My mother struggled with a long list of mental disorders. And then, to try to deaden the emotion pain, she took to the bottle and became an alcoholic as my father was. He was a brutal man. And a very mean drunk.
“How did you mother cope with her life?’
“She drank a lot. Especially after she found my father dead in the living room of our house. He shot himself and left himself for her to find him. It was his final cruel act on her. He could have gone anywhere to end his life, but he chose to do it so she would have to suffer more. I have mixed feelings about it. Maybe he just needed her to be there. Maybe he still loved her in his own warped way. But, it was the last nail in her coffen, if you will. After that she struggled more with mental illness and alcholism. I don’t blame her. I understand. She lived out the rest of her life in great emotional pain. But, she is my hero. Despite had bad things gotten for her, she lived on hope. Eventually, she ended up in the State Mental Hospital for three years. I write about all this in the book. I hope she is proud of me. Proud of me for telling her story.”
“Now that the book is finished and has been out for awhile. What are your plans?”
“I hope to set up a scholership in her name to send a young girl to college every year to honor my mother from her small high school in Fayette, Alabama. I know she would want me to do that.”
“What about for you?”
“I have my own ball of stuff. I’ve been dealing with the betrayal of someone I loved very. Someone I trusted with my life. The relationship ended by him lying and cheating on me. I ended my life because of what he did. Not just the break up. Leaving me that is, but what he did afterwards. I’m writing my fourth book, The Boy in the Bird Bath about the story, and about life.”

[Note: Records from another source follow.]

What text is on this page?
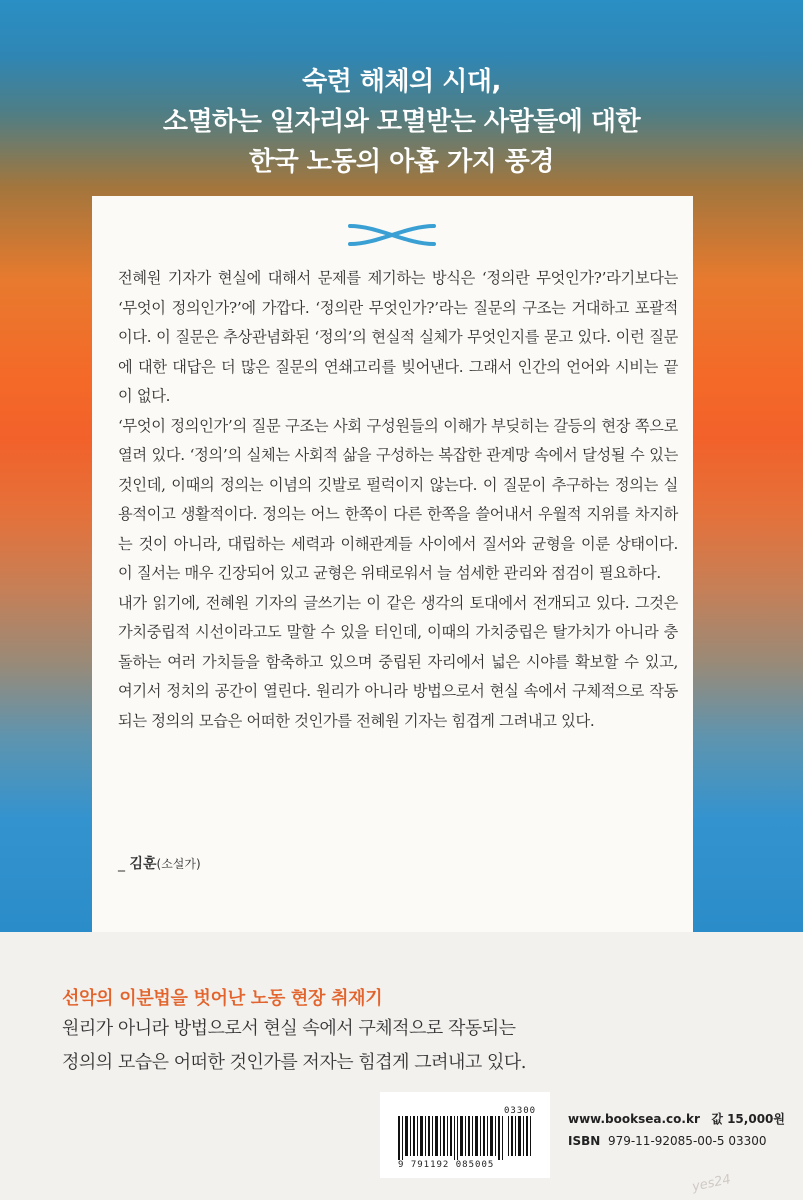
숙련 해체의 시대,
소멸하는 일자리와 모멸받는 사람들에 대한
한국 노동의 아홉 가지 풍경

전혜원 기자가 현실에 대해서 문제를 제기하는 방식은 ‘정의란 무엇인가?’라기보다는 ‘무엇이 정의인가?’에 가깝다. ‘정의란 무엇인가?’라는 질문의 구조는 거대하고 포괄적이다. 이 질문은 추상관념화된 ‘정의’의 현실적 실체가 무엇인지를 묻고 있다. 이런 질문에 대한 대답은 더 많은 질문의 연쇄고리를 빚어낸다. 그래서 인간의 언어와 시비는 끝이 없다.

‘무엇이 정의인가’의 질문 구조는 사회 구성원들의 이해가 부딪히는 갈등의 현장 쪽으로 열려 있다. ‘정의’의 실체는 사회적 삶을 구성하는 복잡한 관계망 속에서 달성될 수 있는 것인데, 이때의 정의는 이념의 깃발로 펄럭이지 않는다. 이 질문이 추구하는 정의는 실용적이고 생활적이다. 정의는 어느 한쪽이 다른 한쪽을 쓸어내서 우월적 지위를 차지하는 것이 아니라, 대립하는 세력과 이해관계들 사이에서 질서와 균형을 이룬 상태이다. 이 질서는 매우 긴장되어 있고 균형은 위태로워서 늘 섬세한 관리와 점검이 필요하다.

내가 읽기에, 전혜원 기자의 글쓰기는 이 같은 생각의 토대에서 전개되고 있다. 그것은 가치중립적 시선이라고도 말할 수 있을 터인데, 이때의 가치중립은 탈가치가 아니라 충돌하는 여러 가치들을 함축하고 있으며 중립된 자리에서 넓은 시야를 확보할 수 있고, 여기서 정치의 공간이 열린다. 원리가 아니라 방법으로서 현실 속에서 구체적으로 작동되는 정의의 모습은 어떠한 것인가를 전혜원 기자는 힘겹게 그려내고 있다.

_ 김훈(소설가)
선악의 이분법을 벗어난 노동 현장 취재기
원리가 아니라 방법으로서 현실 속에서 구체적으로 작동되는
정의의 모습은 어떠한 것인가를 저자는 힘겹게 그려내고 있다.
03300
9 791192 085005
www.booksea.co.kr 값 15,000원
ISBN 979-11-92085-00-5 03300
yes24
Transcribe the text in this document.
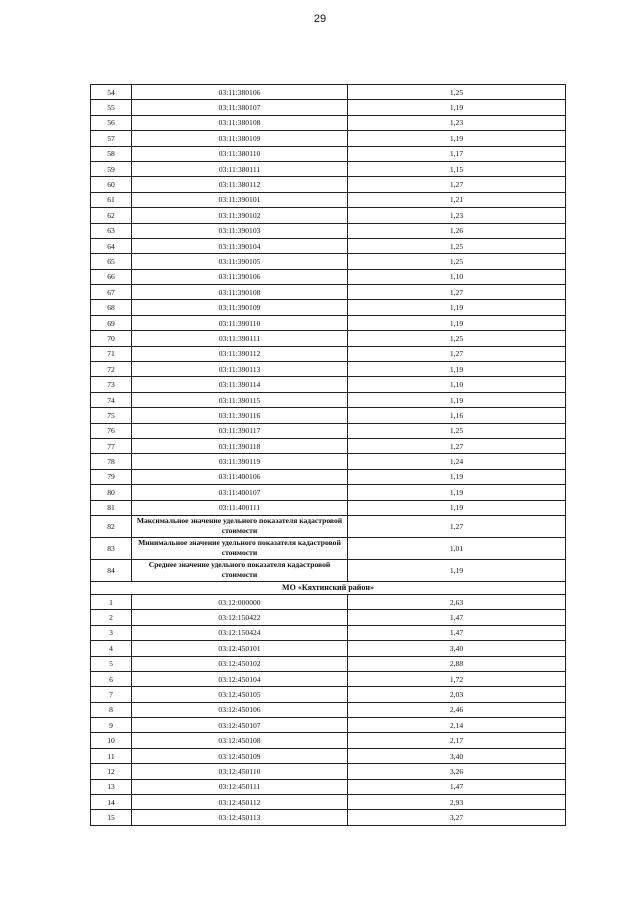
29
54	03:11:380106	1,25
55	03:11:380107	1,19
56	03:11:380108	1,23
57	03:11:380109	1,19
58	03:11:380110	1,17
59	03:11:380111	1,15
60	03:11:380112	1,27
61	03:11:390101	1,21
62	03:11:390102	1,23
63	03:11:390103	1,26
64	03:11:390104	1,25
65	03:11:390105	1,25
66	03:11:390106	1,10
67	03:11:390108	1,27
68	03:11:390109	1,19
69	03:11:390110	1,19
70	03:11:390111	1,25
71	03:11:390112	1,27
72	03:11:390113	1,19
73	03:11:390114	1,10
74	03:11:390115	1,19
75	03:11:390116	1,16
76	03:11:390117	1,25
77	03:11:390118	1,27
78	03:11:390119	1,24
79	03:11:400106	1,19
80	03:11:400107	1,19
81	03:11:400111	1,19
82	Максимальное значение удельного показателя кадастровой стоимости	1,27
83	Минимальное значение удельного показателя кадастровой стоимости	1,01
84	Среднее значение удельного показателя кадастровой стоимости	1,19
МО «Кяхтинский район»		
1	03:12:000000	2,63
2	03:12:150422	1,47
3	03:12:150424	1,47
4	03:12:450101	3,40
5	03:12:450102	2,88
6	03:12:450104	1,72
7	03:12:450105	2,03
8	03:12:450106	2,46
9	03:12:450107	2,14
10	03:12:450108	2,17
11	03:12:450109	3,40
12	03:12:450110	3,26
13	03:12:450111	1,47
14	03:12:450112	2,93
15	03:12:450113	3,27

“What do you hope to accomplished with this new book, Randy?”
“I hope it will give others strength that have been where I was. I hope it will keep someone from ending their life, as I did.”
“You ended your life?”
“Yes. I was brought back after five hours on an operating table.”
“Tell me more.”
“I think at this time, I need to finish the book. And then the story is out there and I can stop telling the story. I want to finish this book and go on with my life. I want to fulfill my dreams; for me and for my mother.”

You can read more about this amazing artist and writer by visiting his websites: jamesrandallchumbley.com and jrchumbleyart.com.
I have to say, in all my interviews, I have never been so intrigued by someone I sense that has so much heart as soul. I’m looking forward to Mr. Chumbley finishing this fourth writing project. I want to know more about this amazing person, as you should.